In that article they state "the preclinical data do not support a clear role of MET in mediating its pharmacologic activity," and it is better with the ras mutation. More quotes from the paper: Tivantinib inhibits the growth of tumor cells not expressing MET or not dependent on MET for proliferation Previous studies"; 'Tivantinib does not inhibit MET autophosphorylation in tumor cells"; "Remarkably, MET was found in a completely dephosphorylated state in these cells before HGF stimulation, thus representing an ideal target for tivantinib. In spite of this, tivantinib failed to inhibit HGF-induced MET tyrosine autophosphorylation at either Tyr1234–Tyr1235 or Tyr1349 at any concentration tested"; "Deletion of the ATP-binding cleft of MET does not impair the cytotoxic activity of tivantinib"
Just glancing through, I have my doubts that it's activity is due to "MET" binding and may be more of an off target affect that amplified the effect and produced the results they were looking for. i.e. I think it's going to lose becaue they didn't separate the problems.
Most oncology drugs will be toxic because of on target affects but when you add off target affects, I would think we should be moving away from that when possible.
Other statements about Tivantinib:
"No drug-related worsening of liver function or performance status occurred, but one Child-Pugh B patient experienced drug-related bilirubin increase. Four patients had drug-related serious AEs, including one neutropenia-related death. Haematol. toxicities were more frequent than in previous tivantinib studies but were manageable with prompt therapy"
They might have issues with explaining away off target effects.
Because that seems to be norm buyout price. It gives the company being bought out profit to satisfy the original investors and allows for profit to be made on the remaining patent life with room for new competitors.
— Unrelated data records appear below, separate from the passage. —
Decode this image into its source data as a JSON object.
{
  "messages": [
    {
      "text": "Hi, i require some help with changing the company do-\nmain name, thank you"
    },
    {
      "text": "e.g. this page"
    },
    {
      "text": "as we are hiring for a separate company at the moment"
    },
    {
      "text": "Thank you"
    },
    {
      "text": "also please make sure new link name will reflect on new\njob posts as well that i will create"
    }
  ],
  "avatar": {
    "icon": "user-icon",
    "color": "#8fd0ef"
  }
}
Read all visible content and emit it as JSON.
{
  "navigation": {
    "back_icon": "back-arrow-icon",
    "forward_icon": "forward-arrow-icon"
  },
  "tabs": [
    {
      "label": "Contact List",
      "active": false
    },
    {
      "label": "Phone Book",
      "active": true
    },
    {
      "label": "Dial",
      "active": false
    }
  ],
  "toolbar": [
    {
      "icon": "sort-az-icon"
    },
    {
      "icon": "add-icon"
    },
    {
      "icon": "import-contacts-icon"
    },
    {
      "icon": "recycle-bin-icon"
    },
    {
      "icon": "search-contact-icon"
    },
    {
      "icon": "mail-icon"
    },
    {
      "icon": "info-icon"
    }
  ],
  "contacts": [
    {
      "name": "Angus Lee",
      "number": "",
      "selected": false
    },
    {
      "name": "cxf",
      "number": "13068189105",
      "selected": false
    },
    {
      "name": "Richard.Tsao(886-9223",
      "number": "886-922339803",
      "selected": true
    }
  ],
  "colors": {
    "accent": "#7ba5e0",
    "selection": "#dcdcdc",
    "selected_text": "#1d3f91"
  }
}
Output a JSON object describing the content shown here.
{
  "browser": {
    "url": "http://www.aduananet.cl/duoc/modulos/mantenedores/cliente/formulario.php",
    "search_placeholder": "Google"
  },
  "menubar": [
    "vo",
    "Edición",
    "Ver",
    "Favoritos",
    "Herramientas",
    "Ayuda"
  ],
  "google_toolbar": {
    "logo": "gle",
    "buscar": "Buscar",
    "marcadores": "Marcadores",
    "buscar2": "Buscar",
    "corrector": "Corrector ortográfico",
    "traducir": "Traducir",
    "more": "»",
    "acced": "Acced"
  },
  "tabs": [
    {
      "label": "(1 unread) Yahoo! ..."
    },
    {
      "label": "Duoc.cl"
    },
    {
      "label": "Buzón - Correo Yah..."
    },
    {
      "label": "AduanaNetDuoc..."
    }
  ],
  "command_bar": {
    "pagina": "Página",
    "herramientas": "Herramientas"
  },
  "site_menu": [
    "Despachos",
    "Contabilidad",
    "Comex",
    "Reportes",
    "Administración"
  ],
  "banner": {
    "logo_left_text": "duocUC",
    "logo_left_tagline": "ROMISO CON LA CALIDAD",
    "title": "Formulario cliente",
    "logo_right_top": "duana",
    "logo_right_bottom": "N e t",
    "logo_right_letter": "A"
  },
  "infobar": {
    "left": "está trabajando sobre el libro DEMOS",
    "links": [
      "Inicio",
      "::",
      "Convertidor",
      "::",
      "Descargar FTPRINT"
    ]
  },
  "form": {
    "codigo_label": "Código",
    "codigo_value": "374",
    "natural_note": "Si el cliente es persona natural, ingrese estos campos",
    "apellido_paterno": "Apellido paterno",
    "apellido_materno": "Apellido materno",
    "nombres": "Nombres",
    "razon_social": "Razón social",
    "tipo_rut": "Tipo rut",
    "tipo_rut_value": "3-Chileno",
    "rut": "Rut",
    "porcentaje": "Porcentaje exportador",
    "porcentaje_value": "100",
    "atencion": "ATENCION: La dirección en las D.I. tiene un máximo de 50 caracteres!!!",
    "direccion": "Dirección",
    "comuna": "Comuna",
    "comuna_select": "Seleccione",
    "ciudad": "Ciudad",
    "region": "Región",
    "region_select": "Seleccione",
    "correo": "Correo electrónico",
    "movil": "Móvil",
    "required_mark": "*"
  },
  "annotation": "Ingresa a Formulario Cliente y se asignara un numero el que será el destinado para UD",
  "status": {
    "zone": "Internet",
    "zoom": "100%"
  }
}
Personally, I wouldn't buy on it alone. That's why I put a price of $1.29 on it previously. I have accumulated based on that $1.29 base plus potential results. Positive METEOR puts me at 2.82 +/- 1.02 pps. with a potential for a future buyout in the $15 range. I'd settle for $7.
It's like he's an agent of deerfield to paint companies bad so they get a lower price on the stock.
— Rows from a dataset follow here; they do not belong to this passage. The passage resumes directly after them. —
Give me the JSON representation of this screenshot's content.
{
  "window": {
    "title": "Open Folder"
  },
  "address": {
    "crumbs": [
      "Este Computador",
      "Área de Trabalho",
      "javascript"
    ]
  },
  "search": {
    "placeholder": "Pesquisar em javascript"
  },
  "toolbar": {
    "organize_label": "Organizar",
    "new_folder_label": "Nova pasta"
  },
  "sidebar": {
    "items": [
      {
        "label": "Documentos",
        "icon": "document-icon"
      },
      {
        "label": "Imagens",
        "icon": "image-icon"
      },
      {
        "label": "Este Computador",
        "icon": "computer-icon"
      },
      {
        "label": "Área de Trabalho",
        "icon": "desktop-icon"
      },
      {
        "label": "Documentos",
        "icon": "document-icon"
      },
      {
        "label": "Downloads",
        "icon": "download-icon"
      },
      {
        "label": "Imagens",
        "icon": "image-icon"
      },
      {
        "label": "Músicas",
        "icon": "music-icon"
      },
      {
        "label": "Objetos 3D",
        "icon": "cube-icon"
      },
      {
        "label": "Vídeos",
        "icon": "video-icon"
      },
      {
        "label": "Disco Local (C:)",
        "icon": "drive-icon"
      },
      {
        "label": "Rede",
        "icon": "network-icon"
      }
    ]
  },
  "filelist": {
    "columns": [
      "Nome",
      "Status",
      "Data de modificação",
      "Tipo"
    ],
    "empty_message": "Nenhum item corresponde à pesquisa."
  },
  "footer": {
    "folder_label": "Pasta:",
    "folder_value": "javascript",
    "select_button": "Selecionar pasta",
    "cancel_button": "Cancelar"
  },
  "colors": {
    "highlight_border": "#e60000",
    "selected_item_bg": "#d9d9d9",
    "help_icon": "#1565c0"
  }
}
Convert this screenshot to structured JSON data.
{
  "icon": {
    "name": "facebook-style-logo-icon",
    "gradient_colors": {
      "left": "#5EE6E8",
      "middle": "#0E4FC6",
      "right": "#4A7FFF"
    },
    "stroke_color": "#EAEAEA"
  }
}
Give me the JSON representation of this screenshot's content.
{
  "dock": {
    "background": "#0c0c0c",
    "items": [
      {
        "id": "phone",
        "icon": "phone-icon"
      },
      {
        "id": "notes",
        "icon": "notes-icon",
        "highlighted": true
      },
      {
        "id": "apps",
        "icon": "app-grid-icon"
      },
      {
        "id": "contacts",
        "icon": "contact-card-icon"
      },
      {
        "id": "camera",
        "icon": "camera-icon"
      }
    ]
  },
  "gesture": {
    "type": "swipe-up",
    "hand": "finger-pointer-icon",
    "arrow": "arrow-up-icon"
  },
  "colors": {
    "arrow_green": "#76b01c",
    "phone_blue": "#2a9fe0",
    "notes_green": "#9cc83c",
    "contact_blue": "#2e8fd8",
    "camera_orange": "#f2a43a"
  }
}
search "Exelixis (EXEL) Highlighted As Weak On High Volume" by thestreet. They covered it and financials. Painted it bad.
This truly saddens me. They'll do research to reduce the cost of technology but to actually advance science, it greatly dependent on academic research. Fundamental biology is key to truly novel therapies but it's usually not a part of drug discovery.
I'm not ready to buy into them. I'd have to do much more research on the science and the bad news this morning it not favorable.